A final da Champions League, em sede pré-determinada, será decidida da mesma forma que a Eurocopa: por meio de votação do Comitê Executivo. O Comitê Executivo da Uefa tem 17 pessoas e irá escolher, em setembro, quem será a sede da final da Champions League de 2019, Madri, capital espanhol, ou Baku, no Azerbaijão.  A edição de 2018 será em Kiev, na Ucrânia.

O texto fala especificamente em propina e alerta dirigentes que “não ofereçam, prometam, deem ou aceitem, direta ou indiretamente, nenhuma concessão ou benefício de qualquer natureza com o objetivo de influenciar o processo de decisão da Uefa, seja em assuntos relacionados a negócio ou qualquer outra esfera comercial ou de outra forma”. Apenas presentes ou benefícios “de natureza simbólica ou tradicional” podem ser oferecidos ou aceitos.

“As pessoas vinculadas por estas disposições só devem oferecer ou aceitar presentes ou outros benefícios que não podem razoavelmente serem considerados suscetíveis de influenciar seu comportamento, criando qualquer forma de obrigação ou resultando em qualquer conflito de interesse”, continua o texto da Uefa.

A mudança é uma das muitas feitas pelo presidente da entidade, Aleksander Ceferin, que sucedeu Michel Platini no cargo, após a punição que o francês sofreu por receber, de forma indevida, dinheiro da Fifa. Foi o mesmo caso que afastou Joseph Blatter – que foi quem pagou.

É claro que o texto não cobre todos os casos e, em última instância, os candidatos podem alegar que “dar presentes é parte de uma tradição”, como fizeram os representantes do Catar ao responder sobre presentes e benefícios, como a viagens no jato particular do governo do país para dirigentes. Porém, neste caso, a aparência de conflito de interesse já seria suficiente para configurar uma violação.

Em uma semana que a Fifa divulga o Relatório Garcia e fica evidente que a entidade que dirige o futebol mundial sabia que o processo de candidatura das Copas de 2018 e 2022 estava corrompido, a atitude da Uefa é, ao menos, uma resposta interessante. Diante de tudo que foi relatado por Michael Garcia – e escondido pela Fifa durante quase três anos –, a entidade poderia ao menos ter feito como a Uefa nesse sentido.

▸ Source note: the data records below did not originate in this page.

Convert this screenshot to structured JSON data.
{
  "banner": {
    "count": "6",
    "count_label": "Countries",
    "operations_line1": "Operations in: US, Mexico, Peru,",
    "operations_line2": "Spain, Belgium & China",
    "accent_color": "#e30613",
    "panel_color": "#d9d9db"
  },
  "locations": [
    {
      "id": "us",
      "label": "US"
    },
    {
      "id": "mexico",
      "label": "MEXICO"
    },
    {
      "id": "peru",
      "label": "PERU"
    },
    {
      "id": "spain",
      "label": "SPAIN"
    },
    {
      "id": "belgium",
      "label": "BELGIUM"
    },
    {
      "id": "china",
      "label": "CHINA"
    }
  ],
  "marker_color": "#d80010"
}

Instituir regras mais duras contra os dirigentes que cometeram atrocidades éticas seria o mínimo que a Fifa deveria ter feito, já que deveria mesmo era ter investigado cada um dos dirigentes envolvidos em atitudes no mínimo suspeita e, sim, refazer a votação tão corrompida que levou a Copa do Mundo à Rússia e Catar em 2018 e 2022 respectivamente.

A Uefa tem seus problemas, e não são poucos. Mas desta vez, acerta com a sua mudança. Ao menos tenta evitar que esse tipo de atitude, de quem é candidato ou de quem tem poder de voto, se repita.